Since war is the absolute antithesis of civility, consider
that within the past week millions of Americans—and millions more around the
world—watched Kathryn Bigelow’s A House of Dynamite, a
film dramatizing the tense 18 minutes after a missile is detected
heading toward the United States. Also, factor in the 2024 Annie Jacobsen
book Nuclear War: A Scenario that became a bestseller
and was shortlisted for the Baillie Gifford Prize for nonfiction, vividly
describing how a single nuclear strike could escalate into global catastrophe.
Finally, recall that in 1983, President Ronald Reagan watched The
Day After, a chilling portrayal of nuclear war’s aftermath. According
to his memoirs and contemporaneous accounts, the film deeply affected him,
reinforcing his urgency to collaborate with Soviet leader Mikhail Gorbachev.
They met and that meeting led to the Intermediate-Range Nuclear Forces Treaty,
a landmark agreement that reduced nuclear arsenals and eased Cold War tensions.
Regan could confidently negotiate with Gorbachev, because he
had a 73 percent approval rating. That reflected the fact that Americans
were fully united behind him and our national priorities. Citizens did not
always agree with all national policies, but—more often than not— they were
willing to communicate rationally about policies rather than personalities.
As I said in my previous Kimmel, Kirk and
Us blog post, our adversaries—China,
Russia, North Korea, and Iran—are not just monitoring our military posture.
They are watching our politics, our media, and our culture. They are measuring
whether we are a nation capable of rational debate. When we descend into ridicule
and polarization, we project weakness. We show ourselves as distracted,
fractured, and vulnerable to intimidation. Adversaries then are emboldened,
less likely to negotiate in good faith, and more likely to threaten war, even
nuclear war, as Russia and North Korea recently have. In short, American
division is an invitation to catastrophe. .

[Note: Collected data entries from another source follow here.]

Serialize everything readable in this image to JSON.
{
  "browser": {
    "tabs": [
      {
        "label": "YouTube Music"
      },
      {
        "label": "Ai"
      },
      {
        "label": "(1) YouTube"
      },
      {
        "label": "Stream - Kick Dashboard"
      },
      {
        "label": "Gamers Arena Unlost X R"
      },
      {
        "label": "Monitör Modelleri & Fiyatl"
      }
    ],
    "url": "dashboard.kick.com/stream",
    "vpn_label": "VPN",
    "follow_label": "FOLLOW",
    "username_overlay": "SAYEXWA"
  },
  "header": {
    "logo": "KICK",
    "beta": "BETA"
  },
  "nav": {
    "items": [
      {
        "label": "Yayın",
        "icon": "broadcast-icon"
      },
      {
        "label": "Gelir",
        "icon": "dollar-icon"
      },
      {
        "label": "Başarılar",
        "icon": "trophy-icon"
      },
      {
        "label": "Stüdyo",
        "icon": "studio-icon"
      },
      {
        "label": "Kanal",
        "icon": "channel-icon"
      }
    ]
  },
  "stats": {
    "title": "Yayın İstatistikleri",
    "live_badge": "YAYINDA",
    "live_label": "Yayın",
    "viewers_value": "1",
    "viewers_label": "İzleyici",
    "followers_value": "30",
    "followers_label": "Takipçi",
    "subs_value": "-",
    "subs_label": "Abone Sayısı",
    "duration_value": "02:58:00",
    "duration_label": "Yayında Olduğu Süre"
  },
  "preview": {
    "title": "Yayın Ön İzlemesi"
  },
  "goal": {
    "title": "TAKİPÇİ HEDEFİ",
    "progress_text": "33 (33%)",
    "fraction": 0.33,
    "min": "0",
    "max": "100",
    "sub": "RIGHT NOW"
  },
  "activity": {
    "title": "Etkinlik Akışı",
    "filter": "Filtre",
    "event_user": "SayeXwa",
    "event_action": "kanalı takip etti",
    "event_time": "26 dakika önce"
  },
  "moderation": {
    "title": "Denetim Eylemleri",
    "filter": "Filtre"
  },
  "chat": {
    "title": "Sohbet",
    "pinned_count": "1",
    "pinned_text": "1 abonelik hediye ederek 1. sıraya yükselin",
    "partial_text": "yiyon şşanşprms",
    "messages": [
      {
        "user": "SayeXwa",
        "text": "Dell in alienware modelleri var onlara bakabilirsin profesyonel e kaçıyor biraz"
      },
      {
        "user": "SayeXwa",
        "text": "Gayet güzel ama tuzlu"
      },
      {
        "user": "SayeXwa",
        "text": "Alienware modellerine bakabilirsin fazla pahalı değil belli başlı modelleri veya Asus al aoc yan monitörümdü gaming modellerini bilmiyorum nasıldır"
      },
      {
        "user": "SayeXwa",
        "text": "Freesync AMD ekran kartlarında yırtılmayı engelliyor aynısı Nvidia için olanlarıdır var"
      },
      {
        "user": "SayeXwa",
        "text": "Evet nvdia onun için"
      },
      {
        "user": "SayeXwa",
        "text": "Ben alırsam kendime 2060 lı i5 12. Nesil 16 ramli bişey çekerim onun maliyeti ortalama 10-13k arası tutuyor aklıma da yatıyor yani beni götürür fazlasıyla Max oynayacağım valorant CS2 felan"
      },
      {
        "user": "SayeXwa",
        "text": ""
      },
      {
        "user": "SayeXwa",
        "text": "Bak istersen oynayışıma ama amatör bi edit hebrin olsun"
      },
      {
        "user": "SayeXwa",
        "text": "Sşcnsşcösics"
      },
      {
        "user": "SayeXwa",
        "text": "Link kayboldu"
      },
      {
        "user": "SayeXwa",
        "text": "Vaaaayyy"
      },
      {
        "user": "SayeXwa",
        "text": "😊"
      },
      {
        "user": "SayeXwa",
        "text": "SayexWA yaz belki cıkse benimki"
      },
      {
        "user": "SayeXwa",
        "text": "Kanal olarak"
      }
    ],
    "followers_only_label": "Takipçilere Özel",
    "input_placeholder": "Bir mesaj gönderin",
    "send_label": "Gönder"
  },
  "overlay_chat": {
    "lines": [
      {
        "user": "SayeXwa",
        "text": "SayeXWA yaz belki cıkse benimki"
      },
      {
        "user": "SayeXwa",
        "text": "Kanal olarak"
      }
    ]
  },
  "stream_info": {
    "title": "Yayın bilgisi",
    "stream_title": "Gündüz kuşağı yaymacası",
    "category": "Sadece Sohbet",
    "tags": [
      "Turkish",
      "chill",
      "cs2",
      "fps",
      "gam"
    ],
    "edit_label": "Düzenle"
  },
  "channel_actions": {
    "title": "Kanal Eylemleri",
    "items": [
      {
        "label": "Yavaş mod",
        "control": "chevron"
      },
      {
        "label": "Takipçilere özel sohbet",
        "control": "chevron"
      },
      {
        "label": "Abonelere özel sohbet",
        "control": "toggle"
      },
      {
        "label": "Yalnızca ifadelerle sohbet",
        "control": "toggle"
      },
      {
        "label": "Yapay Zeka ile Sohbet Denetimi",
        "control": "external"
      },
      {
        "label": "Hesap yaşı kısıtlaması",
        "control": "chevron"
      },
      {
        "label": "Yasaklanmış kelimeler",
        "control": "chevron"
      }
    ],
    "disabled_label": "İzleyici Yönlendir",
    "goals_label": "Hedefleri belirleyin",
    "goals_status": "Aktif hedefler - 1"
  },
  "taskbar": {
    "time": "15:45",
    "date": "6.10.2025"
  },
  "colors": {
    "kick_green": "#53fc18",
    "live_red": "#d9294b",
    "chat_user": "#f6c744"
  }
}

All this means that rational discourse is our existential
responsibility. When speech is weaponized for
political or monetary profit or division, it exacts profound costs by eroding
democracy, safety, and civility. Jimmie Kimmel and his allies parlayed punishment into
profit, teaching millions how to divide and destroy America for entertainment.
I again restate and emphasize that our children, along with China, Russia,
North Korea, and Iran, are watching and learning.
By contrast, civil disagreement minimizes national threats.
It deters aggression by demonstrating resilience in
disagreement. It signals strength. Respectful debate shows that we
can govern ourselves without collapsing into chaos. You may feel powerless in
the face of nuclear weapons, but you are not powerless in shaping the climate
that influences whether conflict escalates or is contained. You can model
civility. Even in disagreement, speak with respect, reject
division-for-profit by refusing to reward those who monetize outrage, and by being
mindful of the audience, our adversaries, and our children.
The lesson of House of Dynamite, Nuclear
War: A Scenario, and The Day After is
stark: in a nuclear age, our margin for error is vanishingly small. If we
cannot govern our speech and disagreements with discipline, we risk undermining
our individual and collective freedom. One more historical memory is
instructive: on June 16, 1858, during his famous speech at the Illinois
Republican convention in Springfield, Abraham Lincoln said, "A house
divided against itself cannot stand." America is a house imperiled.
Let’s defuse what now has become a political House of Dynamite.